As well as skilfully bridging and harmonising the authorial voices of Adams and Roberts, Shada is brilliantly transitional in other ways. It re-writes 1970s' Doctor Who from the perspective of BBC Wales' Who, incorporating cheeky references to the gender-switching Corsair (p.83), to red-robed and henna-tattooed visionaries (p.232) and even to Roberts' own creations, the Carrionites (p.312). It also gives Clare Keightley and Chris Parsons an already much remarked upon romance, in keeping with contemporary Doctor Who's newfound emotional realism. To my mind, Roberts also toys with Shada's status as a story originally bookmarking the end of the Graham Williams era and the conclusion of season seventeen. When Doctor Who next returned to television screens it was as a rather different creature – a John Nathan-Turner/Christopher H. Bidmead confection. And Roberts marks this turning point by picking up on mentions of entropy in the available Shada scripts (e.g. on p.106) and vigorously extrapolating. Thus he works in further references to “accelerated entropy”, with Chris Parsons querying this as a scientific possibility (p.250), as well as developing Skagra's plan to “conquer the threat of entropy” by overcoming the second law of thermodynamics and ensuring there could be “no collapse into eternal darkness and decay” (p.346). Nobody mention it to Christopher Bidmead, but Skagra's evil scheme sounds uncannily like a mission statement for season eighteen, creating a clever subtextual blurring of season seventeen and its successor, and prefiguring the Nathan-Turner/Bidmead era... albeit with Christopher H's pseudo-science (and Logopolis) implicitly repositioned as, well, errrrm, utter madness.

Although the Doctor protests that he isn't free to travel up and down “the Gallifreyan timeline” (p.83), Roberts permits himself just that pleasure, hybridising “classic” and “new” Doctor Who to reinforce the contemporary party line – namely that it's all the same show. But perhaps it's never been quite as wholly unified as this. Shada represents Doctor Who's own “universal mind”: past and present, “classic” and “new”, Adams and Roberts, seasons seventeen and eighteen; all are merged together into one great outpouring of fannish passion and literary grace. This revisitation of a 1979 story will no doubt be a strong contender for the Who book of the year in 2012. Good writing, much like time travel, can achieve strange and beautiful and intricate things.

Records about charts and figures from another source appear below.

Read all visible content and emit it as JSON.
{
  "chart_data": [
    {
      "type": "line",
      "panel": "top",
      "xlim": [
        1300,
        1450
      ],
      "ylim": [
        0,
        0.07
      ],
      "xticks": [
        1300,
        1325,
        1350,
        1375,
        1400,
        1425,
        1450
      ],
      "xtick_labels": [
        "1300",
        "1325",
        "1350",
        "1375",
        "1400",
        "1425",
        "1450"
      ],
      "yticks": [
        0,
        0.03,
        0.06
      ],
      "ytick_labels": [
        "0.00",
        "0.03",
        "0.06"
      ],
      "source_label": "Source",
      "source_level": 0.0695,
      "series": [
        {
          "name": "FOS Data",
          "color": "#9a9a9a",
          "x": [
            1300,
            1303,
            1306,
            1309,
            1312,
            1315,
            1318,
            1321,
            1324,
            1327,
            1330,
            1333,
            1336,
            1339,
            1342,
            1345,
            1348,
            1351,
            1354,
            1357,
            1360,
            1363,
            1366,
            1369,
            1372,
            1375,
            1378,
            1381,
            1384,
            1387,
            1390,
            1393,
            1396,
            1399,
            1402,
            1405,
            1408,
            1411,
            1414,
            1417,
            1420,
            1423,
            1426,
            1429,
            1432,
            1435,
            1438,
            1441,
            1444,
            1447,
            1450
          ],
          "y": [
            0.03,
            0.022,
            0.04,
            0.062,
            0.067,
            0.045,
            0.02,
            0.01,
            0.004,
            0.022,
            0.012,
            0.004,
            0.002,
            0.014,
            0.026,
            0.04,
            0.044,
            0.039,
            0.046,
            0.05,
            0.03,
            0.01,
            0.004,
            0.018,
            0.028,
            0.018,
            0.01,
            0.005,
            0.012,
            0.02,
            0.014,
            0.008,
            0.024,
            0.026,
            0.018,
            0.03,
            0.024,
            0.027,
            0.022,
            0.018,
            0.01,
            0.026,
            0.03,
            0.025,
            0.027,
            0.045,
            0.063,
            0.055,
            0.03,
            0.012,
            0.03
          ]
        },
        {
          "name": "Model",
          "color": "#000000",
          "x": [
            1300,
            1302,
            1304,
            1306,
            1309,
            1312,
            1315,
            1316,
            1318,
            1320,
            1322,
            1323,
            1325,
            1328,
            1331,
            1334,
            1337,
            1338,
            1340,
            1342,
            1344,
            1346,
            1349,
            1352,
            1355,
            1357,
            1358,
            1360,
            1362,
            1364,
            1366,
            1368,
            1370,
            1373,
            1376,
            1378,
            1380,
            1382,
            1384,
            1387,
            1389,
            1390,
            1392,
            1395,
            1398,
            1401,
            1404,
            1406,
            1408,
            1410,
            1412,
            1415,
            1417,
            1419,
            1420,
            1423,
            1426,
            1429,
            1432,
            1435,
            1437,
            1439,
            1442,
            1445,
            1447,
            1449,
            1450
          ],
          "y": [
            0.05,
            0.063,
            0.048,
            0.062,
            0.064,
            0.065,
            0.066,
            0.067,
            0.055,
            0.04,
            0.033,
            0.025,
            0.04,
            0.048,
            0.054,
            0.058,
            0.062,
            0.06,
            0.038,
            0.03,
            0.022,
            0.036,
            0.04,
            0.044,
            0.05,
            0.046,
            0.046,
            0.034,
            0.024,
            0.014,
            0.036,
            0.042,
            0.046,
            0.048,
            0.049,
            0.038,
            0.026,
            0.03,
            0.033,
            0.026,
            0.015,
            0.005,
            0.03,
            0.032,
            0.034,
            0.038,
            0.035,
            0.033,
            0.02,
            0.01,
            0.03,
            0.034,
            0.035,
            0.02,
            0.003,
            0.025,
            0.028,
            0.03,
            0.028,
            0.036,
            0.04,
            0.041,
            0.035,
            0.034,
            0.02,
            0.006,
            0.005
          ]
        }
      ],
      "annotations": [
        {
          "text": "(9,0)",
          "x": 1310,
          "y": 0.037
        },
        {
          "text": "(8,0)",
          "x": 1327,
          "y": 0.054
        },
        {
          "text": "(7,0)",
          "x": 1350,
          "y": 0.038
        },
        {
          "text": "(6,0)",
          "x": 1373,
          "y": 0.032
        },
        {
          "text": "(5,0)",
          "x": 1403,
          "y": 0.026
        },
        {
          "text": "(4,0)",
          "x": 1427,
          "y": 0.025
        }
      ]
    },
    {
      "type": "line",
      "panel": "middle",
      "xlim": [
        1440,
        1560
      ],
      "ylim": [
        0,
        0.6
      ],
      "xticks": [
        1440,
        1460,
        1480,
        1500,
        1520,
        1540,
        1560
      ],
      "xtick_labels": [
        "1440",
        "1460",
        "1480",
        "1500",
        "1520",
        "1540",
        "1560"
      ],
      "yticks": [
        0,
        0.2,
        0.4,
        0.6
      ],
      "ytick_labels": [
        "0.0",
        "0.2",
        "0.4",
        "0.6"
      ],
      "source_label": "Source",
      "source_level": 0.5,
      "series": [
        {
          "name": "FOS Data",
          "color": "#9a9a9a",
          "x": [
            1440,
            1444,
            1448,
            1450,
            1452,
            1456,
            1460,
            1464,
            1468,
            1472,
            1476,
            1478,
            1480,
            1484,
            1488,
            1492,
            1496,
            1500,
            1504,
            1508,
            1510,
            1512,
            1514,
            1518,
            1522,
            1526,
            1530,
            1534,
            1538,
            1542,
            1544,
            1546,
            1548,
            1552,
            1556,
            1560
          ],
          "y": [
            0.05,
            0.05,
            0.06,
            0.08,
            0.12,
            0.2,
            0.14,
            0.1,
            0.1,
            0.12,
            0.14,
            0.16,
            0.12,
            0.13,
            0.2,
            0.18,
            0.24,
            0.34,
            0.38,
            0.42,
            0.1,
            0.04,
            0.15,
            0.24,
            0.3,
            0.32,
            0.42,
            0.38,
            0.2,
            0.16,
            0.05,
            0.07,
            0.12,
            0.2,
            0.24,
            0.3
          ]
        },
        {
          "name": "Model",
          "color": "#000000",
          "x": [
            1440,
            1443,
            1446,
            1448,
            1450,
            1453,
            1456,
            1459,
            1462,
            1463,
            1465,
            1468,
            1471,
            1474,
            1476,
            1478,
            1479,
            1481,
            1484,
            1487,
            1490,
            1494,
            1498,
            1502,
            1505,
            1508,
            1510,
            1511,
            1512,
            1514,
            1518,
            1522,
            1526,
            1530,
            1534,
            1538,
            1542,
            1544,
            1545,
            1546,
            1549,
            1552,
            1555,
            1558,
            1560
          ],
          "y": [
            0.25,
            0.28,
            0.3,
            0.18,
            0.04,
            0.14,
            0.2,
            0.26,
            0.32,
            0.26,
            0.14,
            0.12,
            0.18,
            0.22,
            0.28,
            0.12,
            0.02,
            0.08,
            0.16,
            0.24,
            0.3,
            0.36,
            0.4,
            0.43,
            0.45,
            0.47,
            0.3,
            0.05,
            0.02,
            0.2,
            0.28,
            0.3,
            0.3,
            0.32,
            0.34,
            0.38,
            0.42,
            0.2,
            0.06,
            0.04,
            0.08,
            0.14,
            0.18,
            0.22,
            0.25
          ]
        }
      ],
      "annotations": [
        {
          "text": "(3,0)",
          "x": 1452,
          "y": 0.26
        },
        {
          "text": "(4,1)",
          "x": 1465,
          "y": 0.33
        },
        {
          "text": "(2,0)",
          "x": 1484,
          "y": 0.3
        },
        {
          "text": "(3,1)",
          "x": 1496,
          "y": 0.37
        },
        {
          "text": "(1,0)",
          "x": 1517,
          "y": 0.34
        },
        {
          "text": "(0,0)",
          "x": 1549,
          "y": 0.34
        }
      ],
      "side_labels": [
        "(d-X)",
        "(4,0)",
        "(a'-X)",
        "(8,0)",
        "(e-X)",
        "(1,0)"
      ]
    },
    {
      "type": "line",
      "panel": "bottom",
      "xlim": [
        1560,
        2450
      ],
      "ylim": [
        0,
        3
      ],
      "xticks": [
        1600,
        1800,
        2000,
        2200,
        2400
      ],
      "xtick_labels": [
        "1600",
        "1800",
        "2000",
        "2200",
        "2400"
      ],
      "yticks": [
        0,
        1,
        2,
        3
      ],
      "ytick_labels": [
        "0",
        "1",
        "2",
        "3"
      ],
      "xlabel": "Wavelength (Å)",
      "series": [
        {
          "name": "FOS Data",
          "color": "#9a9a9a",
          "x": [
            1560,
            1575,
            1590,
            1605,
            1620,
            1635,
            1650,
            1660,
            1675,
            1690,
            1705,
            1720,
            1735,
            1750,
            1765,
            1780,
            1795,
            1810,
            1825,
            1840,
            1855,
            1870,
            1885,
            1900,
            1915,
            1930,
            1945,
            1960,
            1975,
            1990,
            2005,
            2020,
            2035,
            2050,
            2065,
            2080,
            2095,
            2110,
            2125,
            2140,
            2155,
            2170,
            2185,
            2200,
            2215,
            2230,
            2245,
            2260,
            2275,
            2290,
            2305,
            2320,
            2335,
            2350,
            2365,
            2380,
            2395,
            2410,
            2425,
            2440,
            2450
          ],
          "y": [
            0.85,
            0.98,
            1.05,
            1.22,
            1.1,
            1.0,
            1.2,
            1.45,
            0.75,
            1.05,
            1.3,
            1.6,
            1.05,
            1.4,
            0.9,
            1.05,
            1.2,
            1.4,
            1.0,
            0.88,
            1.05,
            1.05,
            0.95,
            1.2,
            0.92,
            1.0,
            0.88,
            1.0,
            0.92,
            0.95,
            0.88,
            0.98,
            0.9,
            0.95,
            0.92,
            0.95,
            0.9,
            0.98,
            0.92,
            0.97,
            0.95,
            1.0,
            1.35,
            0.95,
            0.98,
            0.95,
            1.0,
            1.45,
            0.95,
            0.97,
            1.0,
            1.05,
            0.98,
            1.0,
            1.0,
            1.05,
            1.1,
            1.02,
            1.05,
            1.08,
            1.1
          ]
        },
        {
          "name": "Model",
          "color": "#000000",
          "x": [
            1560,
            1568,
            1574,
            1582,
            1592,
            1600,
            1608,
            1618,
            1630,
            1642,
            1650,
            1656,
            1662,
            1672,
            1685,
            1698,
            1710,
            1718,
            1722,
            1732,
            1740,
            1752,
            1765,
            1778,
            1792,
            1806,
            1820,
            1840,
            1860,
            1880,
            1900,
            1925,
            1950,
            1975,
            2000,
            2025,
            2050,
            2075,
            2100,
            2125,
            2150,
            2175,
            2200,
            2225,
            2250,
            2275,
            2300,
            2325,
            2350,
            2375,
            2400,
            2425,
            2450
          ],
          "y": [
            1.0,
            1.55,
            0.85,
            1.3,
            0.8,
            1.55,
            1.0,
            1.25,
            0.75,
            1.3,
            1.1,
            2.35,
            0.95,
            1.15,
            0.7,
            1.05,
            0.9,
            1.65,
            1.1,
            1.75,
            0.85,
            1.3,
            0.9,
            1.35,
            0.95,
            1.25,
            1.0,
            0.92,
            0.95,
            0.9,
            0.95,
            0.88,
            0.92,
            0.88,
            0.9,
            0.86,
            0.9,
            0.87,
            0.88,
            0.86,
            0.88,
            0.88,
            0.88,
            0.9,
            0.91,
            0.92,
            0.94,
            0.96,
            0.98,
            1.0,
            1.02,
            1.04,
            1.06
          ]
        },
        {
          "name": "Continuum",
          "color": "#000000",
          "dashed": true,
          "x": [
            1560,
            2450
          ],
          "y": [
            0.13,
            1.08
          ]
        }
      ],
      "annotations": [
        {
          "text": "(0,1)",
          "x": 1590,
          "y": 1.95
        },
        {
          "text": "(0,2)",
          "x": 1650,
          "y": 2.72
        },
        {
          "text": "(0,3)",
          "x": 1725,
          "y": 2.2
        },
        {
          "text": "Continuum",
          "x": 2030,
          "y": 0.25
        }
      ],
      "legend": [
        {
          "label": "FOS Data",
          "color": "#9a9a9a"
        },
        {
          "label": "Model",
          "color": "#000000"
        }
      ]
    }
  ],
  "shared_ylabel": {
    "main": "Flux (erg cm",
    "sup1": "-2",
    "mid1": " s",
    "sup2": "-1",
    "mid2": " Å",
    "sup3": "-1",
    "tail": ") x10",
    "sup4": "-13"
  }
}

Gareth Roberts would probably like his readers to consider the possibility that scoring things out of 10 may be a bad idea, and – whisper it – a tad unhealthy. This is a shame, because I feel compelled to tell you that Shada is very definitely a 10 out of 10. Indeed, it's a pity that BBC Books haven't issued a Collector's Edition (its cover designed to resemble The Worshipful and Ancient Law of Gallifrey), complete with Seal of Rassilon-branded reading gloves. Fandom, in touch with its inner Skagra, might just have enjoyed such merchandising. But no matter, because this retelling of Shada remains a rather special book. No, more than that, it's a very special book.